Toybox: Light-weight Linux box very useful

The Eee PC has some really cool features, but as a working machine it has its limitations

The little Asus EEE 701 PC has attracted quite a lot of attention from my colleagues here at the Toybox testing lab, smack in the middle of Fairfax Business Media HQ.

On passing by my desk, many people have exclaimed how cute and cool the super light-weight computer looks, but then asked if it is difficult to type on the tiny, tiny keyboard. And that pretty much sums up the Eee 701. It looks very smart in its shiny, ivory coating with silver details, and it has some really cool features, but as a working machine it has its limitations.

I really like this little Linux-based machine, and I would find it very useful in my everyday life for checking email, updating Computerworld’s website and subediting stories from home, and writing quick stories from out in the field. But, sure, the keyboard is not designed for longer stints of typing.

Weighing less than a kilogram, the Eee 701 is so small and light it fits in my small-to-medium-sized handbag, and that is a definitive plus. The machine features a 4GB solid-state drive, 512MB of memory and an Intel mobile processor. Storage can be expanded by using the SD card slot.

Another useful thing is that he Eee 701 comes with a built-in 802.11 b/g wi-fi adapter that automatically detects and connects to the internet where it finds a hotspot.
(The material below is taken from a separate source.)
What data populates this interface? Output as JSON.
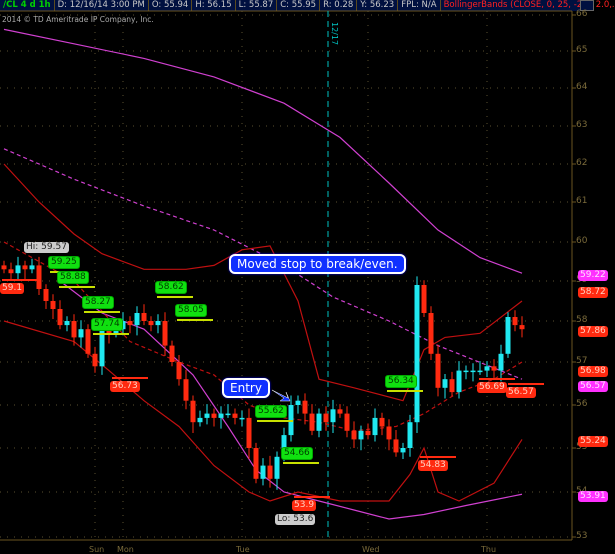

Although Asus may have had children in mind as the target audience, I can imagine that the Windows XP compatible Eee 701 would come in handy for anyone working in the field, such as sales reps, technicians, vets and others, the only downside being the battery life, which lasts only around 2.5 hours.

The tiny notebook has a 7-inch LCD screen, a built-in webcam, a microphone for chatting or sound recording, and comes packed with games for children learning to spell and type.
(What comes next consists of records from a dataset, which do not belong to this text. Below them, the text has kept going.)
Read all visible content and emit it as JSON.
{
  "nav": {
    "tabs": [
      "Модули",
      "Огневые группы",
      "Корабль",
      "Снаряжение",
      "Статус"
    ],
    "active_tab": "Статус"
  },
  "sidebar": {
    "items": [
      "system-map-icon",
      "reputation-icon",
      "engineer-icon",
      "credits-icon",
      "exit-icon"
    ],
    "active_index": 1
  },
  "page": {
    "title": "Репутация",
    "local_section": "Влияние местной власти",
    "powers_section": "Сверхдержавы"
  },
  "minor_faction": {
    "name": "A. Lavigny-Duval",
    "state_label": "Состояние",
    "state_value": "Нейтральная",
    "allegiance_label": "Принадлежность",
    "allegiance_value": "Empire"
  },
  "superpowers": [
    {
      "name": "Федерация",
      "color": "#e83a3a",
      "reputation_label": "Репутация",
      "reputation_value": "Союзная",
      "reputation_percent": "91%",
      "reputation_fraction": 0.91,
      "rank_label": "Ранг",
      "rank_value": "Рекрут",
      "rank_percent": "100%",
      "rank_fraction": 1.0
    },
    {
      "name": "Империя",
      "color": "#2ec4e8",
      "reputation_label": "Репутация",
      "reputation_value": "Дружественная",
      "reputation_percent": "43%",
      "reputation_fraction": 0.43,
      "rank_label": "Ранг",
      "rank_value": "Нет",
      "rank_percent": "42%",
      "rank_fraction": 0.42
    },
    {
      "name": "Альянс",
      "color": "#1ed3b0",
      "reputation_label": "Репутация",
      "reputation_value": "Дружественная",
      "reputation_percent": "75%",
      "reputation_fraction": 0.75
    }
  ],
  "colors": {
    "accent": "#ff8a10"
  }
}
While the camera — with a maximum resolution of just 640 by 480 pixels — and microphone are of average quality, the speakers, located on each side of the screen, actually sound quite good.

The Xandros Linux interface, in combination with OpenOffice, Google Documents, Firefox and many other (over 40) applications, works very well. I found the graphical user interface quite appealing, and both fun and easy to use. Navigation is made easy by using the tab and arrow keys.
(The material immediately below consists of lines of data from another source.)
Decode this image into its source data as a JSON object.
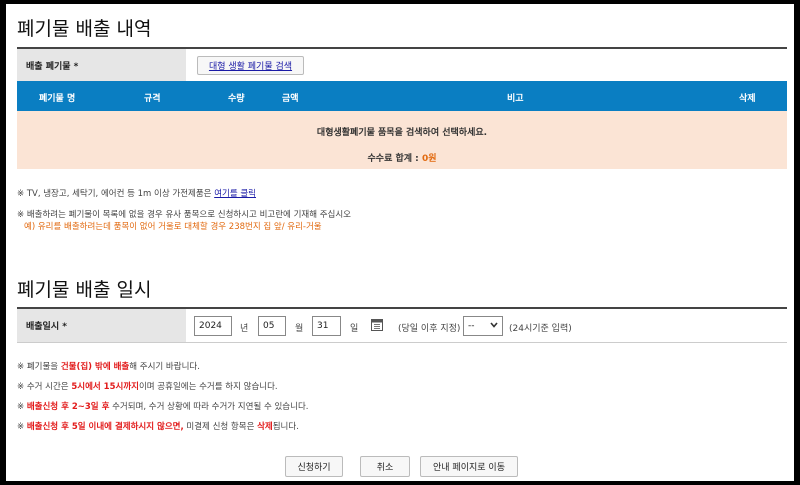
{
  "section1": {
    "title": "폐기물 배출 내역",
    "waste_label": "배출 폐기물 *",
    "search_button": "대형 생활 폐기물 검색",
    "columns": [
      "폐기물 명",
      "규격",
      "수량",
      "금액",
      "비고",
      "삭제"
    ],
    "empty_message": "대형생활폐기물 품목을 검색하여 선택하세요.",
    "fee_label": "수수료 합계 :",
    "fee_value": "0원",
    "notice1_prefix": "※ TV, 냉장고, 세탁기, 에어컨 등 1m 이상 가전제품은 ",
    "notice1_link": "여기를 클릭",
    "notice2": "※ 배출하려는 폐기물이 목록에 없을 경우 유사 품목으로 신청하시고 비고란에 기재해 주십시오",
    "notice2_example": "예) 유리를 배출하려는데 품목이 없어 거울로 대체할 경우 238번지 집 앞/ 유리-거울"
  },
  "section2": {
    "title": "폐기물 배출 일시",
    "date_label": "배출일시 *",
    "year": "2024",
    "year_unit": "년",
    "month": "05",
    "month_unit": "월",
    "day": "31",
    "day_unit": "일",
    "same_day_label": "(당일 이후 지정)",
    "time_value": "--",
    "time_hint": "(24시기준 입력)"
  },
  "notes": {
    "n1_a": "※ 폐기물을 ",
    "n1_b": "건물(집) 밖에 배출",
    "n1_c": "해 주시기 바랍니다.",
    "n2_a": "※ 수거 시간은 ",
    "n2_b": "5시에서 15시까지",
    "n2_c": "이며 공휴일에는 수거를 하지 않습니다.",
    "n3_a": "※ ",
    "n3_b": "배출신청 후 2~3일 후",
    "n3_c": " 수거되며, 수거 상황에 따라 수거가 지연될 수 있습니다.",
    "n4_a": "※ ",
    "n4_b": "배출신청 후 5일 이내에 결제하시지 않으면,",
    "n4_c": " 미결제 신청 항목은 ",
    "n4_d": "삭제",
    "n4_e": "됩니다."
  },
  "buttons": {
    "apply": "신청하기",
    "cancel": "취소",
    "guide": "안내 페이지로 이동"
  },
  "colors": {
    "header_blue": "#0a7ec2",
    "empty_row_peach": "#fbe4d5",
    "emphasis_red": "#e21b1b",
    "accent_orange": "#e26a10"
  },
  "icons": {
    "calendar": "calendar-icon",
    "dropdown": "chevron-down-icon"
  }
}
In addition, the Eee 701 has got more excellent features, such as customisable touchpad preferences for touch sensitivity and short or long tapping, and smart use of the Function keys. Users can use these to, for example, put the computer to sleep, adjust the screen’s brightness, adjust volume and turn the wi-fi on or off.

There is a Home key to the left of the spacebar, which takes you back to the main page of the Xandros interface, and this key turned out to be surprisingly useful. Another great thing is that the Eee has three USB ports.

The Eee 701, which retails for $599, has been immensely popular in Australia and New Zealand since its launch here in November, according to Asus. Dick Smith Electronics was the sole stockist until the end of 2007, but Asus hopes to open sales to all channels in Q2, says a spokeswoman for Asus New Zealand. The Eee is currently available from Dick Smith, JB Hi Fi and Harvey Norman.